To be sure, A2J faces challenges, and there are numerous reasons why this forecast could be wrong, including:

  • A2J economics: Given A2J’s low rate of conversion and the additional process capital and operating costs, A2J SAF needs to price at a significant premium/multiple on an equivalent energy basis to ethanol to be economic from an opportunity cost perspective. Current incentives are not sufficient to cover the necessary premium.
  • Food/feed crop statue and carbon intensity (CI): Critics point to corn’s role as a food/feed crop and its mediocre CI as reasons not to use corn ethanol as a feedstock for A2J. While these points have validity, they ignore corn ethanol’s role in helping A2J to commercialize at scale and progress down its cost curve to prepare a material sector that could process second-generation / cellulosic ethanol that offers better CI and significantly improved availability not dependent on prime agricultural land, but currently subject to its own technology challenges and cost curve. In addition, corn ethanol has its own progression on CI improvement both in the cultivation and processing parts of the supply chain.
  • The corn ethanol supply surplus may not occur due to a combination of some or all of the following:
  1. Slower EV penetration rates,
  2. The introduction and swift penetration of >E15 ethanol blends,
  3. Increased U.S. corn ethanol exports,
  4. A reduction in U.S. corn production (e.g., a switch from corn to soybean acres).

While unlikely, all of the above are not impossible and are subject in part to U.S. government policy, which could change depending on the new administration.

So what?

For refiners, SAF & renewable diesel producers, aviation fuel suppliers, and airlines this analysis suggests there are significant economic and political drivers propelling A2J in the U.S., particularly from 2030 onward. Irrespective of whether you regard this as a threat or an opportunity for your business, it suggests that you need to start thinking about the evolution of U.S. gasoline demand, U.S. EV penetration, ethanol blending and consumption, the U.S. corn and related markets, and all the related policies and regulations.

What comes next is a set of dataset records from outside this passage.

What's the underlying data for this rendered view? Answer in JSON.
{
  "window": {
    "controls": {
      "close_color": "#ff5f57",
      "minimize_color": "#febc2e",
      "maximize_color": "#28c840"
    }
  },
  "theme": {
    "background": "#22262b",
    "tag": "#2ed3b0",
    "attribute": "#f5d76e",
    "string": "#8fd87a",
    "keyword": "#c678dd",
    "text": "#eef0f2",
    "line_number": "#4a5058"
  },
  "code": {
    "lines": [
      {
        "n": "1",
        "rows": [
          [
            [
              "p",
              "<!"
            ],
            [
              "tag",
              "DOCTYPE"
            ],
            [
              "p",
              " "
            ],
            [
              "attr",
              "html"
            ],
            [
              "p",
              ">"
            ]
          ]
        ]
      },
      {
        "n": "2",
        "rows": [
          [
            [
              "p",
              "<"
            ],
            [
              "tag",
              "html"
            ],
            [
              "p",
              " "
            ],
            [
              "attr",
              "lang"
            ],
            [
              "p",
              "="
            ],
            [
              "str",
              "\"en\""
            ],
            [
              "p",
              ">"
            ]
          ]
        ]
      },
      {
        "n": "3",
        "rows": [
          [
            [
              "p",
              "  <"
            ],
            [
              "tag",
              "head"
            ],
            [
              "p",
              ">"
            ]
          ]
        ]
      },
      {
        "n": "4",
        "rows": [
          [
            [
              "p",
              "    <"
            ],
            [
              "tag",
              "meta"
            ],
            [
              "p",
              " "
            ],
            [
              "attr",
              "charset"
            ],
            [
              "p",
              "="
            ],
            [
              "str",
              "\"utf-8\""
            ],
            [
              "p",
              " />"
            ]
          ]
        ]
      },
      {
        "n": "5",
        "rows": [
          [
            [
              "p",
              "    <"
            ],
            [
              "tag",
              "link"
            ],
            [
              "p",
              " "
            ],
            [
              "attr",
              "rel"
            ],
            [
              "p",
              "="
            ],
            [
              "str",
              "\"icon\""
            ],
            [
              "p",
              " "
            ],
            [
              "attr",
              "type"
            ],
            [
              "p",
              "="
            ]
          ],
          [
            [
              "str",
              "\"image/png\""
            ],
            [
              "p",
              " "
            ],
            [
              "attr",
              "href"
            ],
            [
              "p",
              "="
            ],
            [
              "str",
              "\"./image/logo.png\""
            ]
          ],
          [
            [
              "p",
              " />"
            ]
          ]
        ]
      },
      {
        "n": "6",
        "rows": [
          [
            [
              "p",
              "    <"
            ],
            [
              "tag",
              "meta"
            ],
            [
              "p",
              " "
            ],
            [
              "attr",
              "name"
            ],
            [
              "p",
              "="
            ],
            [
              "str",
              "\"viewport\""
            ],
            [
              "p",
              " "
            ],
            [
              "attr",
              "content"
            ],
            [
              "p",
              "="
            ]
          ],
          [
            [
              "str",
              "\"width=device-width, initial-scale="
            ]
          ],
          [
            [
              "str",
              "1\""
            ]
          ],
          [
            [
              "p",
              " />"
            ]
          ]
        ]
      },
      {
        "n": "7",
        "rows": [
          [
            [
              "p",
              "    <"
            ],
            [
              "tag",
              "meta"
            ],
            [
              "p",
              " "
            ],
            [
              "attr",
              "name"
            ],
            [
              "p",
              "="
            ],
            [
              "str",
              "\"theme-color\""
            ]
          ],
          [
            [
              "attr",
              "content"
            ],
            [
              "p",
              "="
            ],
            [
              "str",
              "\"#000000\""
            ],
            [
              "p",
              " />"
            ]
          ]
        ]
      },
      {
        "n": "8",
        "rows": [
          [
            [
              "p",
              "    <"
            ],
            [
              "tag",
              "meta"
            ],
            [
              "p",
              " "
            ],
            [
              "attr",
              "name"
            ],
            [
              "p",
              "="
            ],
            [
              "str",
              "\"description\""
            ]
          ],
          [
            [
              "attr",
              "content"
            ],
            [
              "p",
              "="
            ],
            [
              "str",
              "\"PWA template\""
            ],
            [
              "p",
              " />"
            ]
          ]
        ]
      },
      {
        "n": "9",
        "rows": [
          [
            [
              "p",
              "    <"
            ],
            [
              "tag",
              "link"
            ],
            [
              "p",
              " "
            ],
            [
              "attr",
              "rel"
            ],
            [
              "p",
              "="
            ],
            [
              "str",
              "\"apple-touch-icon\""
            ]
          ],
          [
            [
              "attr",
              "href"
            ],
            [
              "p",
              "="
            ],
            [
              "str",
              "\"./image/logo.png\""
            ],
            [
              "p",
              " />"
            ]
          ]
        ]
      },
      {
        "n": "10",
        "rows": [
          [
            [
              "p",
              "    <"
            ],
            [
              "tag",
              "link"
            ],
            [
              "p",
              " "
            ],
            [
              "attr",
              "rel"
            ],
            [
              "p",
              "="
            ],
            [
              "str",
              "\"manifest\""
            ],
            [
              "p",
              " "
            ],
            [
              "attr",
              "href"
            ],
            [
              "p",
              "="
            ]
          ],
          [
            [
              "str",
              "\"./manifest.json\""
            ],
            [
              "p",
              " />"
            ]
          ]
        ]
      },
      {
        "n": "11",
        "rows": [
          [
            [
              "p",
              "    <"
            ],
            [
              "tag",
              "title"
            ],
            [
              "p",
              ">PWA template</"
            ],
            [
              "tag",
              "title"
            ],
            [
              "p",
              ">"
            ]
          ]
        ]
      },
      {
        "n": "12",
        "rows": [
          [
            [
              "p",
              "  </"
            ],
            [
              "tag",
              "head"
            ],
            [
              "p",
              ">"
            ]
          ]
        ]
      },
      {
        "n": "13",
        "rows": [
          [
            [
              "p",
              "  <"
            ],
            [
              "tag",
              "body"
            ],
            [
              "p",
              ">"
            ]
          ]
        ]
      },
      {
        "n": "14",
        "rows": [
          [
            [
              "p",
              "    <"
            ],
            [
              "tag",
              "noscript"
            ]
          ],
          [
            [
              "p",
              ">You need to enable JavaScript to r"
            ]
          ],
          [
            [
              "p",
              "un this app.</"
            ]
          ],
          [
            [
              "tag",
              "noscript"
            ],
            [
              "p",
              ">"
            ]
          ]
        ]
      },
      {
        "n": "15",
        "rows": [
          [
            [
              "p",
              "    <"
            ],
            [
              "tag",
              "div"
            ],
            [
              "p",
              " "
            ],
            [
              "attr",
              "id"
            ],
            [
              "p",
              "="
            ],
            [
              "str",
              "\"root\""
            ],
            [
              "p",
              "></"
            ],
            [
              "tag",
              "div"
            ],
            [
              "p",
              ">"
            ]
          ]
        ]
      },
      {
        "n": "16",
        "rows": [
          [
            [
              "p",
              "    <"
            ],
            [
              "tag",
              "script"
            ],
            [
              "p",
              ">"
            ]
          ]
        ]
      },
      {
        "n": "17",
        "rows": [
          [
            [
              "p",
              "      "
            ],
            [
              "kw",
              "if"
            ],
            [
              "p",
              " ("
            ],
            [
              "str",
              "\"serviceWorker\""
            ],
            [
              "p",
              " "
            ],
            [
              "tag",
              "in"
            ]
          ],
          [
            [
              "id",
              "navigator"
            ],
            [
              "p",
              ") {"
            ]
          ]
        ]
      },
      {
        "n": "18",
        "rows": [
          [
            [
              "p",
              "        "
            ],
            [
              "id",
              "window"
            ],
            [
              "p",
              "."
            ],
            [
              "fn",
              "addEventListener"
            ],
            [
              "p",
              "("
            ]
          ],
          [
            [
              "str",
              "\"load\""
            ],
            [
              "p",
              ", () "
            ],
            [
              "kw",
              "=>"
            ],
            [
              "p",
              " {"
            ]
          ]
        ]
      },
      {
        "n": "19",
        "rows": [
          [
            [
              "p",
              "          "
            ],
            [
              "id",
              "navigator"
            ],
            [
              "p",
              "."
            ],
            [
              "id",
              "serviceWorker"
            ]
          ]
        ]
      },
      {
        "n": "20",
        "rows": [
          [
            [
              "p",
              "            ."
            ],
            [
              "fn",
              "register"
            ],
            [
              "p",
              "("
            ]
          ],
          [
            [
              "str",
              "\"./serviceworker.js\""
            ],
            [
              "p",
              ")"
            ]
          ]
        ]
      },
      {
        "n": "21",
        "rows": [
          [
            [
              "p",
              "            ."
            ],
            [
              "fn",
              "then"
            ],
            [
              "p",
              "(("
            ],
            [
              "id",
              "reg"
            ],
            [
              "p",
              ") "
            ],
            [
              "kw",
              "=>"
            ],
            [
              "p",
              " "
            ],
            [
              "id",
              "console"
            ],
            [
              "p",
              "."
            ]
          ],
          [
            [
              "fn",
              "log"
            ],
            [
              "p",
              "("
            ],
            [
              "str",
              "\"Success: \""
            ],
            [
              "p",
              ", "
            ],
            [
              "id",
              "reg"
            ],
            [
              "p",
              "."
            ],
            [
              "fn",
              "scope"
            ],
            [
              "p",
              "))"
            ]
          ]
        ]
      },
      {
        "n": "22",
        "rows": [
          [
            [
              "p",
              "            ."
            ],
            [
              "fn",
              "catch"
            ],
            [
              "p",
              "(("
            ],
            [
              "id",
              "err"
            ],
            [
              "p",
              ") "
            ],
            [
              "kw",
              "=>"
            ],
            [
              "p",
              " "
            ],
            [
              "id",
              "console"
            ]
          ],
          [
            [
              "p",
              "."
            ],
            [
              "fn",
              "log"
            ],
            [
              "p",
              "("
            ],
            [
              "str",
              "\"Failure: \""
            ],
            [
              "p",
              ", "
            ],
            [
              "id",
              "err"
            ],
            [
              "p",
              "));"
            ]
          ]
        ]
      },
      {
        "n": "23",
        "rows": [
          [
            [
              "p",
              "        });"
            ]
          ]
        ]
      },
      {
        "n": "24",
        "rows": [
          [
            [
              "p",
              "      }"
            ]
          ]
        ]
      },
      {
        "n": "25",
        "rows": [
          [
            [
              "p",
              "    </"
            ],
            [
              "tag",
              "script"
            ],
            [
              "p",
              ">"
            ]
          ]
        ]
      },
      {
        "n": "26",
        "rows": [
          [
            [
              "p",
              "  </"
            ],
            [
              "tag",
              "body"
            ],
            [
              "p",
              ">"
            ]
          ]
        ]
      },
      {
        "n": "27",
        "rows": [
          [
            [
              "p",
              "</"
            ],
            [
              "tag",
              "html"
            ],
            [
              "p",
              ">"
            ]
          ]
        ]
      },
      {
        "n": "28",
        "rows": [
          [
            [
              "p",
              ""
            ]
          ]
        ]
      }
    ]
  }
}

As always Stillwater’s seasoned experts stand ready to assist in a deeper dive on this topic. Contact us to learn more.

 

 

 

 

 

 

[1]

The EIA did not produce an AEO 2024 due a model revamp.

[2]

The 2025 AEO is likely to show a more rapid pace of electrification, hence increased gasoline demand destruction.

[3]

Conversion of the IEA’s EV power demand into gallons of gasoline equivalent was calculated using the IEA’s implied energy efficiency ratios from the report’s gasoline equivalent calculations.

[4]

These scenarios are constructed for indicative purposes and are not intended to be exhaustive. The actual penetration of E15 in the U.S. and/or use of higher ethanol blend grades, e.g. E85, in Flexi Fuel Vehicles is a complex and in part a contentious issue that is worthy of separate analysis.

[5]

In both the base cases ethanol exports are assumed to remain flat at current levels.

[6]

Using a typical A2J ethanol to SAF conversation rate of 1.67 tonnes ethanol / tonnes SAF.